Why did you reduce size and sun-orientation standards for apartments?

I thought we could do more to make sure that urban living and apartment living was attractive. So, making sure that we had proper bike storage and storage for apartments was an important thing, but also increasing the number of apartments per elevator shaft, I thought we should do more there. And then when we looked at things like apartment size –because we’re seeing more demand for one-bed and two-bed apartments –to make sure that when you were building a block you could include more one-bed and two-beds as well. We have to make sure we’re building more and more apartments.

 

Why does the planning regulator advise not regulate?

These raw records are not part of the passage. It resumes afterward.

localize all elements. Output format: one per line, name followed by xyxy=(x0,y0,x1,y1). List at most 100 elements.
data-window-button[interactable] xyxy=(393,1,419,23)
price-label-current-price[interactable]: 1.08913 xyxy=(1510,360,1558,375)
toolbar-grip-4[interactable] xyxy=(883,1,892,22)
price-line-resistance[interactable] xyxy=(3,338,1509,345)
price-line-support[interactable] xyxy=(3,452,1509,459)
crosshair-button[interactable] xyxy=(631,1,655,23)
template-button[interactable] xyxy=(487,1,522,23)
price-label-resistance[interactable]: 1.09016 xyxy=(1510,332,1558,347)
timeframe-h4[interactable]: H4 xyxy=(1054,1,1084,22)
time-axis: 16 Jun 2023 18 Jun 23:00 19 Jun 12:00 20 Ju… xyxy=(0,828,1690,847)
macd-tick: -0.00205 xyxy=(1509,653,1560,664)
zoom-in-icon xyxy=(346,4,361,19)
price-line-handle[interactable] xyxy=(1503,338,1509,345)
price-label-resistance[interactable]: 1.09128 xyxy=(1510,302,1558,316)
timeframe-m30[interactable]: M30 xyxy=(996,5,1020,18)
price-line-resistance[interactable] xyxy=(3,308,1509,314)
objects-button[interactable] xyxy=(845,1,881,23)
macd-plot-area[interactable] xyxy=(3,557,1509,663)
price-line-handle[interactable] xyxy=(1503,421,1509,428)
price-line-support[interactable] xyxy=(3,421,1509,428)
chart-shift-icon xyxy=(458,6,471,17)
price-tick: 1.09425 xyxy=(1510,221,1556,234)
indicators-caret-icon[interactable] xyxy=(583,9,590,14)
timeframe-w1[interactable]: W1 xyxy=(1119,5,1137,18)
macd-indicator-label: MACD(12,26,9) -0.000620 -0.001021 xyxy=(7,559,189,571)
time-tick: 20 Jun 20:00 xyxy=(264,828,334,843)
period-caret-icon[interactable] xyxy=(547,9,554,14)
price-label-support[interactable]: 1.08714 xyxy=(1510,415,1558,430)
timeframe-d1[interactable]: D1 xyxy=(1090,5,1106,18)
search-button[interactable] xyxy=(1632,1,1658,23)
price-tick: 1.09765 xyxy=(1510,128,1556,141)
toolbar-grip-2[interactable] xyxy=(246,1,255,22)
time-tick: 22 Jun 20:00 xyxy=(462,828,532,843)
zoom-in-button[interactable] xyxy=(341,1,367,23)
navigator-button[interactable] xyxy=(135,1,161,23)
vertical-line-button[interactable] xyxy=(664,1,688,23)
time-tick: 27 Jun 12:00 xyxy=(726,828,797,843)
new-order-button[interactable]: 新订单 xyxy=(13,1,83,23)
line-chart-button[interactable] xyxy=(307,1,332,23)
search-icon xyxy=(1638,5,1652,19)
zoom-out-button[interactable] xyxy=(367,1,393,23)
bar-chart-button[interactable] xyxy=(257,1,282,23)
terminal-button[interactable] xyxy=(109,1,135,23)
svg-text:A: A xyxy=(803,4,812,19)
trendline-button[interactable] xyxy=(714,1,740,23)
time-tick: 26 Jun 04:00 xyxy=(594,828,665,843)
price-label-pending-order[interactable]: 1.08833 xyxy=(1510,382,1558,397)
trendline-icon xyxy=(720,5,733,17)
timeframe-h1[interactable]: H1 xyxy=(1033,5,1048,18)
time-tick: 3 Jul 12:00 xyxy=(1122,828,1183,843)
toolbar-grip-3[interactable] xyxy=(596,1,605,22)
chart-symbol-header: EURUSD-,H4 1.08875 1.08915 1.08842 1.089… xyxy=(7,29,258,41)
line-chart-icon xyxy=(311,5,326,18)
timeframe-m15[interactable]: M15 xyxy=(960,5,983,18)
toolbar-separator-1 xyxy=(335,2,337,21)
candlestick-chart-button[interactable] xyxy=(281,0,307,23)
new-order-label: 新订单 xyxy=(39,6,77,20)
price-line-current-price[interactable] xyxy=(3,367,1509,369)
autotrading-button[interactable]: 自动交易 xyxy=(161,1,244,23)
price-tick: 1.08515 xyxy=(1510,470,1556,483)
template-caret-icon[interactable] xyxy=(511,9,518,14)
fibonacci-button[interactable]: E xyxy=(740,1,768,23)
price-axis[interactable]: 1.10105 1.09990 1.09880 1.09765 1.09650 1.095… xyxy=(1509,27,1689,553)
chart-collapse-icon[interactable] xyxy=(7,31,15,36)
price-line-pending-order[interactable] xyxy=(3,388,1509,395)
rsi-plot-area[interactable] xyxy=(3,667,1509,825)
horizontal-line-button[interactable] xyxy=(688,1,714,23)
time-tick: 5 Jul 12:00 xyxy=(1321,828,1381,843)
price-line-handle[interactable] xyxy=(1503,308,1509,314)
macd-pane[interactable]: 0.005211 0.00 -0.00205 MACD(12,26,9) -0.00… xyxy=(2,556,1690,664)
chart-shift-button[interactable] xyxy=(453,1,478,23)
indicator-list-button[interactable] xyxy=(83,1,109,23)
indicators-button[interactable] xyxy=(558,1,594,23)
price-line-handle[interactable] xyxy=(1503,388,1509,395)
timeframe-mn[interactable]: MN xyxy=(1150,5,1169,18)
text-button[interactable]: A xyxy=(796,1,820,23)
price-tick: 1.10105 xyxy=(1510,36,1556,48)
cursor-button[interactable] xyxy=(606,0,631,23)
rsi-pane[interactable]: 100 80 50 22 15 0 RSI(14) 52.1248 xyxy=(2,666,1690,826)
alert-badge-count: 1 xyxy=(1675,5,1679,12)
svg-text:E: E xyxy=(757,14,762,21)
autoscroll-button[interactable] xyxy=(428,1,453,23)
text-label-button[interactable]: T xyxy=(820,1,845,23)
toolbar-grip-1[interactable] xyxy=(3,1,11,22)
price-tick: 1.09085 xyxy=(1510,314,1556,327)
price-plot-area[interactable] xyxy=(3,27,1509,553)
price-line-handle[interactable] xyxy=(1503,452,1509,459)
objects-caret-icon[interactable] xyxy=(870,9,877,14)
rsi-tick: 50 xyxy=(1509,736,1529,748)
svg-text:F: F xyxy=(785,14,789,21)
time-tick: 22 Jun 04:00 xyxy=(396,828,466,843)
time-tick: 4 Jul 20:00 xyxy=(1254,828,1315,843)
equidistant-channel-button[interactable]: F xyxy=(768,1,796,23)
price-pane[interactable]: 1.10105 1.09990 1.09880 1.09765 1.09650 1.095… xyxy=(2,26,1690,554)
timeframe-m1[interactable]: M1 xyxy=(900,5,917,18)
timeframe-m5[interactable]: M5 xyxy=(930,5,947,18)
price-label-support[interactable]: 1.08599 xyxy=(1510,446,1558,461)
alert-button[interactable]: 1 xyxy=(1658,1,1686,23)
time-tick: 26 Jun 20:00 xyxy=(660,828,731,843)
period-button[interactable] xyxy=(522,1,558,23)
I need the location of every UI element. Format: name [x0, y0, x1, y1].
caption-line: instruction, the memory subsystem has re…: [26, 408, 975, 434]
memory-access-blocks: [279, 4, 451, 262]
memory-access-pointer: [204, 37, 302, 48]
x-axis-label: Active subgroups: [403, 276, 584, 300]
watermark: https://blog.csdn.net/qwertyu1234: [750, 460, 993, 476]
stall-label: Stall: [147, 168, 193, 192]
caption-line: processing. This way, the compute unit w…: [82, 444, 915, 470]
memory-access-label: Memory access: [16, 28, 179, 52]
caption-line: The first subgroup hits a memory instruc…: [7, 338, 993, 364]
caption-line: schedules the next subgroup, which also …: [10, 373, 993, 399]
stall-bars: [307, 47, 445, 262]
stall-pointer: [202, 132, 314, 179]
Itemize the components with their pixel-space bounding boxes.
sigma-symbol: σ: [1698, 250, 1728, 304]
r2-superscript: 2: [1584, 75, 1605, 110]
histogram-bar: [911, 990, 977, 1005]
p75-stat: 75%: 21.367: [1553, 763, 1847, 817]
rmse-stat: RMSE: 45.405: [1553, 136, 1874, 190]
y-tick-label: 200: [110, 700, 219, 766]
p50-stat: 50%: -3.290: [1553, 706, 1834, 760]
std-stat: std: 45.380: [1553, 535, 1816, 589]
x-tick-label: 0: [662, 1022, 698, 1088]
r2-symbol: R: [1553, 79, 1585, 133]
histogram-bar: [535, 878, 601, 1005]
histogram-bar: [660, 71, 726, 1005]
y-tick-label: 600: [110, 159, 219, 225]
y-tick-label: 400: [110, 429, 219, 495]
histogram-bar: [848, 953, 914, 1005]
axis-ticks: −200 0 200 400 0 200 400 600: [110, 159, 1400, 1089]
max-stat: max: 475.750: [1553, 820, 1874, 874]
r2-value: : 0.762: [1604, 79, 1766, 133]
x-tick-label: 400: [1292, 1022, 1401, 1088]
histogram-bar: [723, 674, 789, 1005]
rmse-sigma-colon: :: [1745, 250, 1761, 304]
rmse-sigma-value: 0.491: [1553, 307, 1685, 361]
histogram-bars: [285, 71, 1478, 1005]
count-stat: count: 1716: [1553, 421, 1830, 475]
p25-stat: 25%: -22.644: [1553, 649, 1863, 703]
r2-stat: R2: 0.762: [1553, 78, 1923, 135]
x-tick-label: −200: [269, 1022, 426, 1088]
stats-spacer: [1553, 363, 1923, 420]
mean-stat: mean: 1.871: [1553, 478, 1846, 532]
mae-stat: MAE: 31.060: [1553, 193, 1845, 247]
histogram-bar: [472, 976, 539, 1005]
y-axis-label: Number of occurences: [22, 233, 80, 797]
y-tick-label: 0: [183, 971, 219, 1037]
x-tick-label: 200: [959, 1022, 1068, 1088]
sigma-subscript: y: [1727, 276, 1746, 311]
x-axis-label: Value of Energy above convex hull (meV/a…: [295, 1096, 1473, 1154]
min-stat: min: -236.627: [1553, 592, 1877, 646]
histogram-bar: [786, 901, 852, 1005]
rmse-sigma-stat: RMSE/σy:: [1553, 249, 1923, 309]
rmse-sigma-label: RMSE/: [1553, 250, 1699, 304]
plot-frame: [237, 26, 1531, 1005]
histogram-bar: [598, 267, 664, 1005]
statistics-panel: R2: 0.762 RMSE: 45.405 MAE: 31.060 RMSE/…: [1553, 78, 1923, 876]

Well, he is the regulator and he does regulate – but the ultimate responsibility should fall to the Minister. So, he can order a review of what’s happening in a planning office or a local authority, he can order a review of what’s happening to the implementation of the National Planning Framework, he can look at individual cases, and then he can advise me… And they publish their advices so that people can see that advice and where I act on the advice, or if I don’t act on the advice, I have to bring that before the Oireachtas and explain why. But I think it’s important now that we do have this regulator – that they have all the powers that they need but ultimately when these decisions are made that they’re made by an office holder in terms of someone who’s politically responsible to Dáil Éireann.

 

 

Why have you sat on the Gerry Convie file (about corruption in Donegal planning) for nearly two years? 

That’s a very important file and there has been a process on-going internally in the department since I came into the brief. And I can’t speak about it any further until I’ve had an opportunity to brief my colleagues at cabinet on it.

 

 

What have you done to assert the interests of the public where they conflict with those of developers?

I was on the city council when I first got involved in politics. At the time, the approach to development was developer-led planning. So, local authorities would engage with developers, see what sites  they owned, what their ideas were, and from that bring recommendations to the Council to make decisions. But the National Planning Framework will turn things on its head. We now have planning-led development. We have said where we want development to happen in the interest of the public in terms of improving the quality of life, in terms of more sustainable communities, and it’s now for the developer to follow those plans. We’ve taken a very important (step) –it’s almost like a paradigm shift in planning –to move away from developer-led planning to planning-led development.

 

Could your legacy in Dublin City be one of low standards and lumpy high-rise?

Well, actually everything that we’ve done in relation to not just social housing but housing more generally has been to improve standards. So, again, if you look at the changes that I brought about into the rental sector just earlier this year, these are changes that are going to help improve the standards of private rented accommodation. We have been over the last two years reforming the different technical guidelines that we have for builders to make sure that they are building now to the best possible standards. And in social housing we are moving to nearly Zero Energy Buildings. So, we’ve actually been increasing standards as we’ve been increasing the number of homes being built and the types of homes being built.